You have "edit and continue" in Visual Studio (the real IDE, not VS Code).

And I mentioned it as a downside of C++ on Linux, and I would expect a language that has "the best" tooling to have that.

C++ tooling isn't that great, but it has one thing going for it: it is popular in the video game industry, and the video industry has some of the best tools.

And sure enough, if by tooling you mean "package management", I'd say everything is better than C++, and on the other side, it seems that cargo is pretty good. I don't know how they tackle the "left-pad" problem that plagues npm though. By that I mean supply-chain attacks.

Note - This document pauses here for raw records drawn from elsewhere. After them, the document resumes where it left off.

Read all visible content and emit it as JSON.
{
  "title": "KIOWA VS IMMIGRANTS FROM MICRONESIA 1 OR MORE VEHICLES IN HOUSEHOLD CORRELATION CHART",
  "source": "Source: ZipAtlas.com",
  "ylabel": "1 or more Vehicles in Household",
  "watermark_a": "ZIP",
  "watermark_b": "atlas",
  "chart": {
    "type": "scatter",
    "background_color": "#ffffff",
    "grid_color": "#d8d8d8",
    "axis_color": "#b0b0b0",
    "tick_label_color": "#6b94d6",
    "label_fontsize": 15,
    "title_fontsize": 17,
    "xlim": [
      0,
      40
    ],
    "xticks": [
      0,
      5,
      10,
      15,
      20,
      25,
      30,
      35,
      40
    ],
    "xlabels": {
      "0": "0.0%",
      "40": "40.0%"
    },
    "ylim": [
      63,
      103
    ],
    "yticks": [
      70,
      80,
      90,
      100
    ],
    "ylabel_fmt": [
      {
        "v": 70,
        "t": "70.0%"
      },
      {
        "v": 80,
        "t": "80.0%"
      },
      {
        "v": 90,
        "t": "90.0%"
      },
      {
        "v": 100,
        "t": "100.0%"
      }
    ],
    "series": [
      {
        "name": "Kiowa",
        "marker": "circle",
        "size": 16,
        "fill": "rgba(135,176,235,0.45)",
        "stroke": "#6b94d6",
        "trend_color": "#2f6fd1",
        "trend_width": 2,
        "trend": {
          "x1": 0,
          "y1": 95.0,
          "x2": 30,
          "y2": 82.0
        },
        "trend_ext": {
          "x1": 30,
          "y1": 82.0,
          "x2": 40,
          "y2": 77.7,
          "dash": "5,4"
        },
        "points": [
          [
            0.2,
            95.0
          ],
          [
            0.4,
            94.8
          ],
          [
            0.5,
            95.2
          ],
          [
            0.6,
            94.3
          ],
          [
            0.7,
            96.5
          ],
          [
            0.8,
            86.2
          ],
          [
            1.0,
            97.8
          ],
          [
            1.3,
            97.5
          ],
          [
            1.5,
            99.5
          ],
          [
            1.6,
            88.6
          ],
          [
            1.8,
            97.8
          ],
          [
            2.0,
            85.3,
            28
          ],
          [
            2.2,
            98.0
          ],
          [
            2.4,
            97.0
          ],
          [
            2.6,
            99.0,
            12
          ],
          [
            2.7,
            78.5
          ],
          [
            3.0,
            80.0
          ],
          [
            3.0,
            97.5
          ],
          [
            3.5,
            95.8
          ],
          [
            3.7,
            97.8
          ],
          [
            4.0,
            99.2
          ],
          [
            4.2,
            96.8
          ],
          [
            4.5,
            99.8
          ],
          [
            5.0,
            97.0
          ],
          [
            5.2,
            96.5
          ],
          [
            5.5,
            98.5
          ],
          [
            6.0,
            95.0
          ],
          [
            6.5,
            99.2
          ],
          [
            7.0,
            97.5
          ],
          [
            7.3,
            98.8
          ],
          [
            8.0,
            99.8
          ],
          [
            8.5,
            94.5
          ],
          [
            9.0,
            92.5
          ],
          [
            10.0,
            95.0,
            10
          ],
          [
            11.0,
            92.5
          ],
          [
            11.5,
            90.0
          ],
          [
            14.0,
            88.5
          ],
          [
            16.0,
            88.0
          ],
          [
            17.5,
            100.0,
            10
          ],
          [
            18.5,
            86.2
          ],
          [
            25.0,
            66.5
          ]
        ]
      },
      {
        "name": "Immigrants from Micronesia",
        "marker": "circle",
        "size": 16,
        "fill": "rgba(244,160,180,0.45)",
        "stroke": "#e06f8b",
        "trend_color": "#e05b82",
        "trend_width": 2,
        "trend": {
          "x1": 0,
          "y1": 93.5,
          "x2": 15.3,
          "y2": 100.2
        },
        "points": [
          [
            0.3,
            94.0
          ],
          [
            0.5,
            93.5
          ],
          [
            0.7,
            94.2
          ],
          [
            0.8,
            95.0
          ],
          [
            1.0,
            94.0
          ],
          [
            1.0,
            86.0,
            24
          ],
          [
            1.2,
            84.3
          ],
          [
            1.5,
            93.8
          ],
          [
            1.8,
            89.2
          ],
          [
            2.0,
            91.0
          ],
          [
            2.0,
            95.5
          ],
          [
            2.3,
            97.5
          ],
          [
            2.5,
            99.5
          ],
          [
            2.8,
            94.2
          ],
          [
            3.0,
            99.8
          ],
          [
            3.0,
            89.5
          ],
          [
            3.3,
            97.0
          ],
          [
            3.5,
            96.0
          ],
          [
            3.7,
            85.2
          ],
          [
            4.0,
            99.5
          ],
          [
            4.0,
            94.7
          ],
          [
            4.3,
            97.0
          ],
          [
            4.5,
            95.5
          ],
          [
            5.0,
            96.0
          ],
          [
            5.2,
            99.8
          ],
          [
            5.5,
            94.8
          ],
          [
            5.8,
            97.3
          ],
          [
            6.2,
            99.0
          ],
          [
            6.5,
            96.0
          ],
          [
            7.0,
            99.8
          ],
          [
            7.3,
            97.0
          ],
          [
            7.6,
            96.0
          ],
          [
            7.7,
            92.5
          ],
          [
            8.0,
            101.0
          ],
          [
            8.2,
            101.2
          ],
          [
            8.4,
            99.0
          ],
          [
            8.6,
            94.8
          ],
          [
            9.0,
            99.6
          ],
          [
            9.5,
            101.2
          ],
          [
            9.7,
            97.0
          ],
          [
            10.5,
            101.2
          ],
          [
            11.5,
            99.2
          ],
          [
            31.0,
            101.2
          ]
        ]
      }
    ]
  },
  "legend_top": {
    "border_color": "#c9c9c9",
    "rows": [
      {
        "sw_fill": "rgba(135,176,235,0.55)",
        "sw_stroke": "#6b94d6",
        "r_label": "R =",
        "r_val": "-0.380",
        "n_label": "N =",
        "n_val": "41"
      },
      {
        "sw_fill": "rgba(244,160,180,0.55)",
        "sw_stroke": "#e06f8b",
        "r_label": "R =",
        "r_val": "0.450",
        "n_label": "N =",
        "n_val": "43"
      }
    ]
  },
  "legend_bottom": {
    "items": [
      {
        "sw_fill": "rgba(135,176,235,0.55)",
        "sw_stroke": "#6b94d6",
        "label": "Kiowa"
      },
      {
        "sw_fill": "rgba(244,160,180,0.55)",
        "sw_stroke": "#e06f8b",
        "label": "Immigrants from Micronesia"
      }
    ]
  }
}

It's not like npm is particularly bad at handling supply-chain attacks, it's just a very popular ecosystem and gets targeted more as a result. Idk how you truly solve this without code audits, and if anything the more popular/visible packages will be audited more.

Btw, left-pad fallout wasn't all that bad. It's not like the author put something malicious into the code. For less than a day, people couldn't download that dep from npm. If someone really needed to fix a build, they could copy in a backup. Pretty sure a typical C++ or Python project build gets broken on its own more often than that.

  • > Idk how you truly solve this without code audits

    Idk either, but code audits are definitely a solution. Take Debian packages for instance. Debian has package maintainers, and while they may no do full audits, they will at least test it before publishing. In addition, it doesn't get in the "stable" release before an extensive testing phase. Security patches are usually backported.

    Or do like with the Apple App Store, where you don't get to publish anything unreviewed.

    These are not perfect solution, there is no such thing as a perfect solution. For instance, Debian is famously lagging behind in versions, and the App Store will sometimes reject your app for no good reason, while being expensive. In every case there is some barrier to entry, a slow process, and it costs time and money, but that mitigates some of the issues.

    Npm seems to have very little safeguards, has a culture of always taking the latest version, and as a result is often victim to supply-chain attacks. I don't think it is just popularity. Debian is really popular too, but AFAIK, it doesn't have this problem, in fact, one of the best known supply-chain attack is the xz library, and Debian didn't fall to it.

Cargo tackles none of that, it has the exact same issue of pulling in hundreds of deps like npm has.